Plus, and here's the part where I own up to my own mistakes: I procrastinated. And my wife, goddess love her, was having trouble filing our 2010 taxes because we're trying to figure out how to keep our much tinier business going without the aid of an expensive accountant. After many extensions, she finally got the questions answered, filed the paperwork and gave me the essential 1040 that attested I really didn't make very much that year. (Plus, due to the fact the Feds do not recognize our marriage, I only have to declare 50% of what our company earned.)
I did want to get this done now though, because if I waited until April to apply, we'd have to use our 2011 tax forms, and that'd take a while longer... anyway.
So, I swallowed my pride and anger, went ahead and applied to Presbyterian Insurance a few weeks ago. It was with some amusement I opened the return letter from them saying that they were rejecting me... once again for migraines and allergies.
(For fuck's sake, pardon the language, but we are talking two conditions both of which are easily treatable with modest prescription medications. Hell, 95% of the time, I handle them with OTC meds, and just need the 'scrips for when things get bad. Imitrex or something like that for the ultra-bad migraines, and perhaps a month or two of Flonase when the spring allergies really kick up.)
I let that percolate for a bit... then headed over to the New Mexico insurance website, began collecting the forms to apply to the high-risk pool.
I do have to say though, the forms are really lengthy and burdensome, and it cost me a buck and a half to mail the thick manila envelope.
And thus I come to the crow-eating portion of my post: Yesterday I received a thick priority mail envelope containing my enrollment information to the New Mexico Federal High Risk Insurance Pool. The card is supposed to arrive in a few days. The book listing all the participating healthcare providers is comfortingly as thick as a phone book. For the first time in most of a decade, I'm seeing coverage claim forms and mail-in prescription benefits.

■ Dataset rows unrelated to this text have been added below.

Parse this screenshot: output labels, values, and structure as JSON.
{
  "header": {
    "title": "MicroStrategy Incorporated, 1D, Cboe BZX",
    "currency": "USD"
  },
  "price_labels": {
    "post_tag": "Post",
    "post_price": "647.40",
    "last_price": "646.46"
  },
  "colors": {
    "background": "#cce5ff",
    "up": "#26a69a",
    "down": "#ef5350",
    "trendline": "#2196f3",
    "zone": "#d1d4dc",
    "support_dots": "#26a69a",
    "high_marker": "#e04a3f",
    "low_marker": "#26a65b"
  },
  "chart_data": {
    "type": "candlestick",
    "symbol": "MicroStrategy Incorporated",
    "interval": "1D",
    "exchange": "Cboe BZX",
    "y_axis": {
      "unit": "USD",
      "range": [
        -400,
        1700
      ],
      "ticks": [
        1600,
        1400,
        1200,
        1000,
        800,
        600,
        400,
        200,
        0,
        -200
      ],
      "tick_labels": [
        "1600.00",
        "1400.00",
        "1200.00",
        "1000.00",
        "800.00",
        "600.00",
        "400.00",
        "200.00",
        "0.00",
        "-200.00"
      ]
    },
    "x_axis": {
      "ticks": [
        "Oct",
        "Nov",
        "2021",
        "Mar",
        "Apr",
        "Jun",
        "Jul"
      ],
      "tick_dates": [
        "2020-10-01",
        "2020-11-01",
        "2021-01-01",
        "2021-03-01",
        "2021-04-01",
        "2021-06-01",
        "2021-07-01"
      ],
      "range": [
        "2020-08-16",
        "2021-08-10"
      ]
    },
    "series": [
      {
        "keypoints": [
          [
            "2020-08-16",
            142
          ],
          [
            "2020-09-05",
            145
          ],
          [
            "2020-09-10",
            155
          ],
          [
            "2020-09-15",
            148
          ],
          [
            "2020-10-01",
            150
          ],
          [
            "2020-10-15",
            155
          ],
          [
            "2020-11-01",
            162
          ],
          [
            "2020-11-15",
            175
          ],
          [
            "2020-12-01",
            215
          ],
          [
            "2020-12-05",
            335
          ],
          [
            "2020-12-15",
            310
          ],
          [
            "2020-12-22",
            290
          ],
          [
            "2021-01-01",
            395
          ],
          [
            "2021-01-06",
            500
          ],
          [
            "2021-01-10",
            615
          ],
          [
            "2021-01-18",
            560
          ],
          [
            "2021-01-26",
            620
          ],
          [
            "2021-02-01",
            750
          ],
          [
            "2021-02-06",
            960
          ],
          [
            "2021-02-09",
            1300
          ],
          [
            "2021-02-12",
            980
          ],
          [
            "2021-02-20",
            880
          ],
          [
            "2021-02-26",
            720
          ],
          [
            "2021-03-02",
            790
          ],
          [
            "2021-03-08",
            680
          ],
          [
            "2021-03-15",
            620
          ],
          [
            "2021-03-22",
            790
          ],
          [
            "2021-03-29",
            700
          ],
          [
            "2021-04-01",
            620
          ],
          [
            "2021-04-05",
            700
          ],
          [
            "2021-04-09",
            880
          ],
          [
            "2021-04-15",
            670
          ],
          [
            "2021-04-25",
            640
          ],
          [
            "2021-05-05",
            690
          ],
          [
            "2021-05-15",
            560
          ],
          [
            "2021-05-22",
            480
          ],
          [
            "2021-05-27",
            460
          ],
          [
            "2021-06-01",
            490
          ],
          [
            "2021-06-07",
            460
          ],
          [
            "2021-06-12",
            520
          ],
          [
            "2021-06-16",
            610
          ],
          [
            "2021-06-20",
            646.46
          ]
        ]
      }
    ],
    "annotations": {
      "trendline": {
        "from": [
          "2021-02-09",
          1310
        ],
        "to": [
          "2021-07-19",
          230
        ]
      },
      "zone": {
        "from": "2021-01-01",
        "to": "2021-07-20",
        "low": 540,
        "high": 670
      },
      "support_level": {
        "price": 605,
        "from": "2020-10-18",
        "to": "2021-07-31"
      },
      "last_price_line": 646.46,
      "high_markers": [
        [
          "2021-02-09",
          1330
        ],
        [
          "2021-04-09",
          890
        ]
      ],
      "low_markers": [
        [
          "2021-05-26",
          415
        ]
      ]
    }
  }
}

My eyes actually teared over a bit.
It's not the best insurance in the world -- there's a $2k deductible, but that does make me eligible for a healthcare savings account, which these days is no longer "use it or lose it" but instead rolls over and can essentially turn into a kind of long-term retirement account. But because my income was so low (50% of what is actually enough to get by halfway decently here in NM), I qualified for the full 75% premium support.
Which means my insurance costs me a grand total of $93/month. Even looking at the numbers, if my business does much better this year and I don't qualify for the full support, it's still within the realm of affordablility.
And for the first time in eight years, I'm not afraid of getting sick, having an accident, or having to undergo some medical procedure that would be guaranteed to leave my wife penniless and bankrupt.
If this is ObamaCare, then thank you President Obama.